LETHBRIDGE, AB – Refusing all social invitations and ordering in his meals, local resident Bill Grenley, 32, is reportedly savouring the last few precious moments he has to fully enjoy Woody Allen films without any nagging doubts or negative association
Sources who visited Grenley’s apartment, where he is engaged in a grueling viewing marathon, report “he’s caught up in this frenzy of laughing, tearing up, and thoughtful gazing, but it’s punctuated by sobering moments where he remembers how little time he has left to do this without feeling kind of weird.”
The same sources reported a “fond, nostalgic smile” spreading across Grenley’s face as he as he mouthed along the words “I will not, er, I cannot suck anybody’s leg… who I’m… not engaged to” in the snake bite scene in Bananas, before bowing his head, adopting a steely expression, and moving determinately on to Play it Again, Sam.
Later, during the bank robbery in Take the Money and Run Grenley shouted, “I love this part,” before taking advantage of his last chance to be entertained, without any gnawing sense of irony, by a scene where Allen narrowly escapes jail. Grenley also, for the last time, sighed deeply during the tender goodbye moment in Manhattan, while maintaining the assumption that the storyline about a middle-aged comedian’s unarticulated love for a teenage girl is a metaphor for something.

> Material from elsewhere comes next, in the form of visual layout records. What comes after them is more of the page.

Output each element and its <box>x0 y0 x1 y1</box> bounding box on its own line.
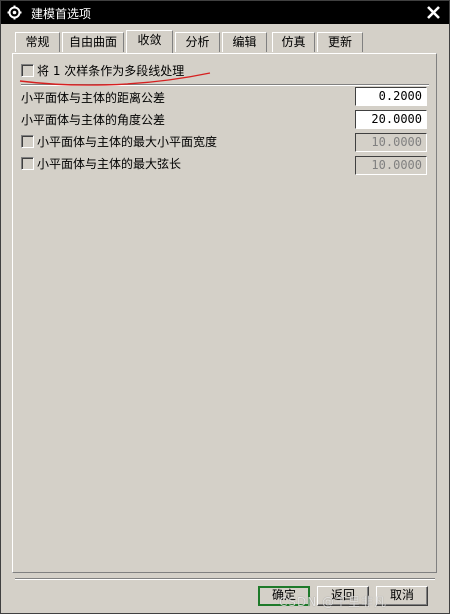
max-chord-label: 小平面体与主体的最大弦长 <box>37 157 182 171</box>
tab-general[interactable]: 常规 <box>15 32 60 52</box>
max-facet-width-input: 10.0000 <box>355 133 427 152</box>
title-bar[interactable]: 建模首选项 <box>1 1 449 24</box>
tab-strip: 常规 自由曲面 收敛 分析 编辑 仿真 更新 <box>15 30 435 53</box>
modeling-preferences-dialog: 建模首选项 常规 自由曲面 收敛 分析 编辑 仿真 更新 将 1 次样条作为多段… <box>0 0 450 614</box>
max-facet-width-row[interactable]: 小平面体与主体的最大小平面宽度 <box>21 133 217 151</box>
distance-tol-label: 小平面体与主体的距离公差 <box>21 91 166 105</box>
footer-separator <box>15 578 435 580</box>
max-chord-checkbox[interactable] <box>21 157 34 170</box>
angle-tol-input[interactable]: 20.0000 <box>355 110 427 129</box>
gear-icon <box>7 5 22 20</box>
convergence-panel: 将 1 次样条作为多段线处理 小平面体与主体的距离公差 0.2000 小平面体与… <box>12 53 437 573</box>
max-chord-input: 10.0000 <box>355 156 427 175</box>
tab-convergence[interactable]: 收敛 <box>126 30 173 53</box>
max-facet-width-checkbox[interactable] <box>21 135 34 148</box>
tab-freeform[interactable]: 自由曲面 <box>62 32 124 52</box>
tab-analysis[interactable]: 分析 <box>175 32 220 52</box>
watermark: CSDN @千里非凡 <box>279 595 388 609</box>
max-chord-row[interactable]: 小平面体与主体的最大弦长 <box>21 155 181 173</box>
tab-edit[interactable]: 编辑 <box>222 32 267 52</box>
close-icon[interactable] <box>426 5 441 20</box>
dialog-title: 建模首选项 <box>31 7 92 21</box>
annotation-underline <box>19 72 211 86</box>
tab-simulation[interactable]: 仿真 <box>272 32 315 52</box>
angle-tol-label: 小平面体与主体的角度公差 <box>21 113 166 127</box>
distance-tol-input[interactable]: 0.2000 <box>355 87 427 106</box>
max-facet-width-label: 小平面体与主体的最大小平面宽度 <box>37 135 218 149</box>
tab-update[interactable]: 更新 <box>317 32 363 52</box>
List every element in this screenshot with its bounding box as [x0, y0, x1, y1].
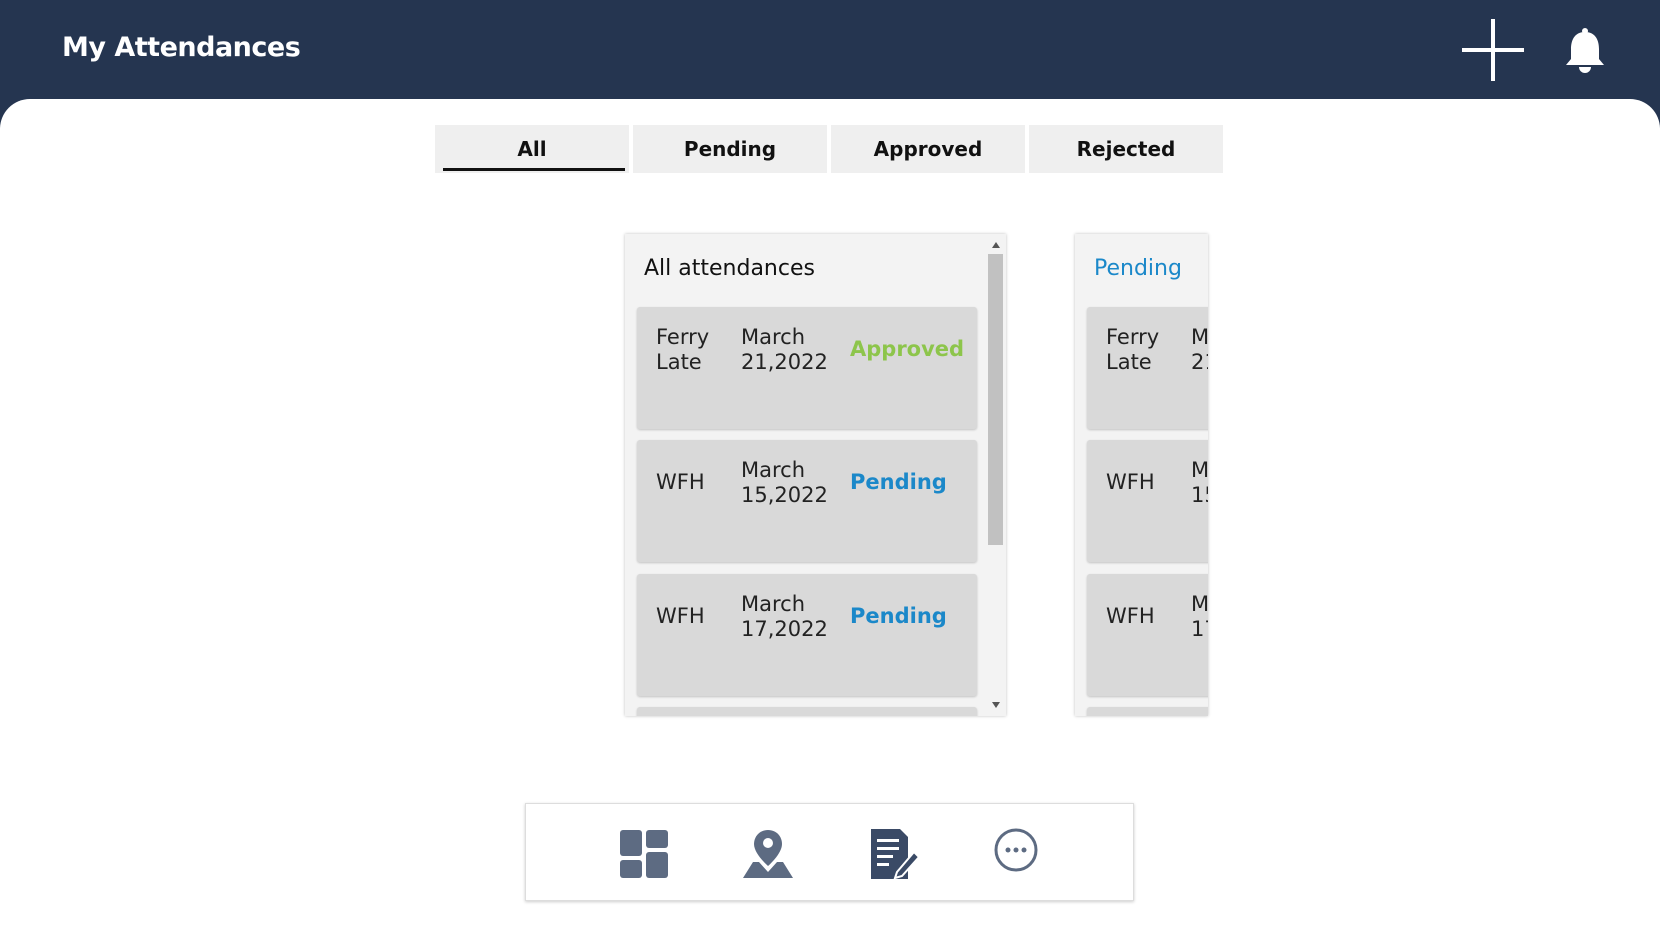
attendance-type: WFH — [656, 604, 705, 628]
bell-icon — [1566, 28, 1604, 73]
panel-heading: All attendances — [644, 256, 815, 281]
attendance-date: March 15,2022 — [741, 458, 828, 507]
attendance-card[interactable]: Ferry Late March 21,2022 Approved — [637, 307, 977, 429]
attendance-card[interactable] — [1087, 707, 1208, 716]
all-attendances-panel: All attendances Ferry Late March 21,2022… — [625, 234, 1006, 716]
nav-dashboard[interactable] — [616, 826, 672, 882]
attendance-date: March 17,2022 — [741, 592, 828, 641]
attendance-date: March 21,2022 — [741, 325, 828, 374]
attendance-date: March 17,2022 — [1191, 592, 1208, 641]
tab-rejected[interactable]: Rejected — [1029, 125, 1223, 173]
tab-approved[interactable]: Approved — [831, 125, 1025, 173]
notifications-button[interactable] — [1560, 26, 1610, 76]
nav-requests[interactable] — [864, 826, 921, 882]
attendance-card[interactable]: WFH March 17,2022 — [1087, 574, 1208, 696]
bottom-navigation — [525, 803, 1134, 901]
attendance-card[interactable] — [637, 707, 977, 716]
attendance-type: Ferry Late — [1106, 325, 1160, 374]
status-tabs: All Pending Approved Rejected — [435, 125, 1223, 173]
nav-location[interactable] — [740, 826, 796, 882]
main-content: All Pending Approved Rejected All attend… — [0, 99, 1660, 926]
attendance-type: Ferry Late — [656, 325, 710, 374]
attendance-type: WFH — [656, 470, 705, 494]
attendance-type: WFH — [1106, 604, 1155, 628]
scroll-thumb[interactable] — [988, 254, 1003, 545]
attendance-date: March 21,2022 — [1191, 325, 1208, 374]
scroll-up-arrow-icon[interactable] — [992, 242, 1000, 248]
attendance-card[interactable]: Ferry Late March 21,2022 — [1087, 307, 1208, 429]
status-badge: Pending — [850, 470, 947, 494]
attendance-date: March 15,2022 — [1191, 458, 1208, 507]
status-badge: Pending — [850, 604, 947, 628]
nav-more[interactable] — [988, 826, 1044, 882]
attendance-card[interactable]: WFH March 15,2022 Pending — [637, 440, 977, 562]
tab-pending[interactable]: Pending — [633, 125, 827, 173]
panel-heading: Pending — [1094, 256, 1182, 281]
attendance-type: WFH — [1106, 470, 1155, 494]
app-header: My Attendances — [0, 0, 1660, 100]
pending-panel: Pending Ferry Late March 21,2022 WFH Mar… — [1075, 234, 1208, 716]
panel-scrollbar[interactable] — [985, 234, 1006, 716]
attendance-card[interactable]: WFH March 17,2022 Pending — [637, 574, 977, 696]
add-attendance-button[interactable] — [1460, 17, 1526, 83]
status-badge: Approved — [850, 337, 965, 361]
tab-all[interactable]: All — [435, 125, 629, 173]
page-title: My Attendances — [62, 32, 301, 63]
attendance-card[interactable]: WFH March 15,2022 — [1087, 440, 1208, 562]
scroll-down-arrow-icon[interactable] — [992, 702, 1000, 708]
notes-edit-icon — [871, 829, 921, 880]
more-options-icon — [994, 828, 1038, 872]
dashboard-icon — [620, 830, 668, 878]
map-location-icon — [743, 830, 793, 878]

Grenley has gone to some lengths to hide his activities from would be critics, advising family members that he was “reading,” in a rapid, hushed voice when they casually asked what he was up to.
At press time, after much thought, Grenley had come to the conclusion that it was okay to watch Roman Polanski’s Chinatown again, as long as he made sure to tell at least 5 people how much he wished France would extradite him to serve time for his sexual assault crime.